Crisis en provincias El ajuste de Milei desata protestas

La situación social y política en el interior de la Argentina ha alcanzado un punto de ebullición que pone a prueba la lealtad de los mandatarios locales hacia la Casa Rosada. En las últimas semanas, se ha profundizado la crisis en provincias que, a pesar de haber mostrado sintonía política con el presidente Javier Milei, hoy enfrentan una realidad económica asfixiante. Las calles de Catamarca, San Juan, Jujuy y Santa Cruz se han convertido en el escenario de movilizaciones masivas lideradas por trabajadores estatales que exigen recomposiciones salariales urgentes ante una inflación que no da tregua.

El epicentro de este malestar reside en la decisión del Gobierno nacional de restringir drásticamente el envío de transferencias discrecionales y fondos específicos para educación, salud y obra pública. Esta política de ajuste fiscal extremo ha dejado a los gobernadores sin el oxígeno financiero necesario para calmar las demandas gremiales en sus distritos. La crisis en provincias aliadas evidencia una paradoja peligrosa: el respaldo legislativo a las reformas de Milei en el Congreso no se traduce en beneficios económicos para los territorios, lo que erosiona rápidamente la imagen de los gobernantes provinciales ante sus propios ciudadanos y bases electorales.

En Catamarca, el gobernador Raúl Jalil enfrenta una escalada sin precedentes en el sector docente. Las marchas de antorchas frente a la Casa de Gobierno simbolizan el descontento de una comunidad educativa que ve cómo el poder adquisitivo se desploma mientras las negociaciones paritarias fracasan sistemáticamente. Un escenario similar se vive en San Juan y Jujuy, donde los gremios estatales han endurecido sus medidas de fuerza ante la falta de respuestas concretas por parte de las gestiones de Marcelo Orrego y Carlos Sadir, respectivamente. Estos mandatarios se ven obligados a dar explicaciones por una gestión nacional que prioriza el déficit cero por encima de la paz social regional.

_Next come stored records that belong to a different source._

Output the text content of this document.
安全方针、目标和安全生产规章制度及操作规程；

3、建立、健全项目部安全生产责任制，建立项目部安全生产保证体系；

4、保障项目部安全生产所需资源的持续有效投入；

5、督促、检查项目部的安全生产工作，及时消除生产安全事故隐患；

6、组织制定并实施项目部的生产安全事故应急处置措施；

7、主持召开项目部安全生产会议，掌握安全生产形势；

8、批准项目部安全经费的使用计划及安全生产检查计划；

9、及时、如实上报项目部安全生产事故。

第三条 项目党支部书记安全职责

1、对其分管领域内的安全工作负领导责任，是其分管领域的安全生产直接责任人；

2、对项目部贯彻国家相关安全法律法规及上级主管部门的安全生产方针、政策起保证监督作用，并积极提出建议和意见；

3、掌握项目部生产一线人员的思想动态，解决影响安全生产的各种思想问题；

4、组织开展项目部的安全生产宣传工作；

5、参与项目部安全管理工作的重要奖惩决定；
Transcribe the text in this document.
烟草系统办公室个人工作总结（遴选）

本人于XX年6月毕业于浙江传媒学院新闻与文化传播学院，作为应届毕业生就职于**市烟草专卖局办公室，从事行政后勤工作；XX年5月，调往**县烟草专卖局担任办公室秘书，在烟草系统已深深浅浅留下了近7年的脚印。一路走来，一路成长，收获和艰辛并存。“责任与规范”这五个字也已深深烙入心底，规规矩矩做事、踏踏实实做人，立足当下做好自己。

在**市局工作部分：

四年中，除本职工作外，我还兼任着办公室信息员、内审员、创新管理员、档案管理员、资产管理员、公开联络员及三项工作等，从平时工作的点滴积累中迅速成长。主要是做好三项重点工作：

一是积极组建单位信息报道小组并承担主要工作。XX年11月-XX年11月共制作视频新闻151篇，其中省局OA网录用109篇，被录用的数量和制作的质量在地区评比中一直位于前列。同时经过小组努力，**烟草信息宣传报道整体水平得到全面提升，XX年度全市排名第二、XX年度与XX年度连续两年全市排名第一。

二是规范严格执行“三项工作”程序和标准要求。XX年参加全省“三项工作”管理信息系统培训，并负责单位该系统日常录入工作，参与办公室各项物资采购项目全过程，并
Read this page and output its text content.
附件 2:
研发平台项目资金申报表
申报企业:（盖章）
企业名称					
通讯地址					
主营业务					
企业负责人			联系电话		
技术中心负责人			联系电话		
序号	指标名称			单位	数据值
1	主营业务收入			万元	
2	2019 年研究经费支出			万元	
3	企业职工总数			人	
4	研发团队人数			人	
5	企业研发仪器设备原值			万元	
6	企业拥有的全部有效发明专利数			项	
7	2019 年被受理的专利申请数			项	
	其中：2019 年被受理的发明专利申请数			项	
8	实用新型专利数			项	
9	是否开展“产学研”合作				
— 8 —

Por su parte, en Santa Cruz, Claudio Vidal lidia con la parálisis de la obra pública y el conflicto en el sector energético, dos pilares clave de la economía austral que hoy están bajo amenaza. La crisis en provincias no es solo un fenómeno económico, sino un desafío institucional que podría derivar en un quiebre de las alianzas políticas actuales. Si los recursos federales no fluyen de manera más equitativa, la gobernabilidad en el interior se volverá una moneda de cambio cada vez más costosa para el oficialismo nacional en las futuras votaciones del Congreso.

La Mirada de NoticiaHub

Desde el análisis crítico de NoticiaHub, observamos que el modelo de ajuste propuesto por el Ejecutivo nacional está empujando a sus propios aliados al borde del abismo social. Los gobernadores se encuentran atrapados en una pinza letal: por un lado, la presión del Ministerio de Economía para mantener el equilibrio fiscal a rajatabla; por el otro, la legitimidad popular que se desvanece ante el aumento de la pobreza y la precariedad laboral. Esta situación revela que la gobernabilidad de Milei es frágil si se sostiene exclusivamente sobre acuerdos de cúpula en Buenos Aires, ignorando el clamor de las provincias que sostienen la producción del país. El riesgo de un estallido social regionalizado es una señal de alerta que la Casa Rosada no debería subestimar en su búsqueda dogmática del equilibrio financiero.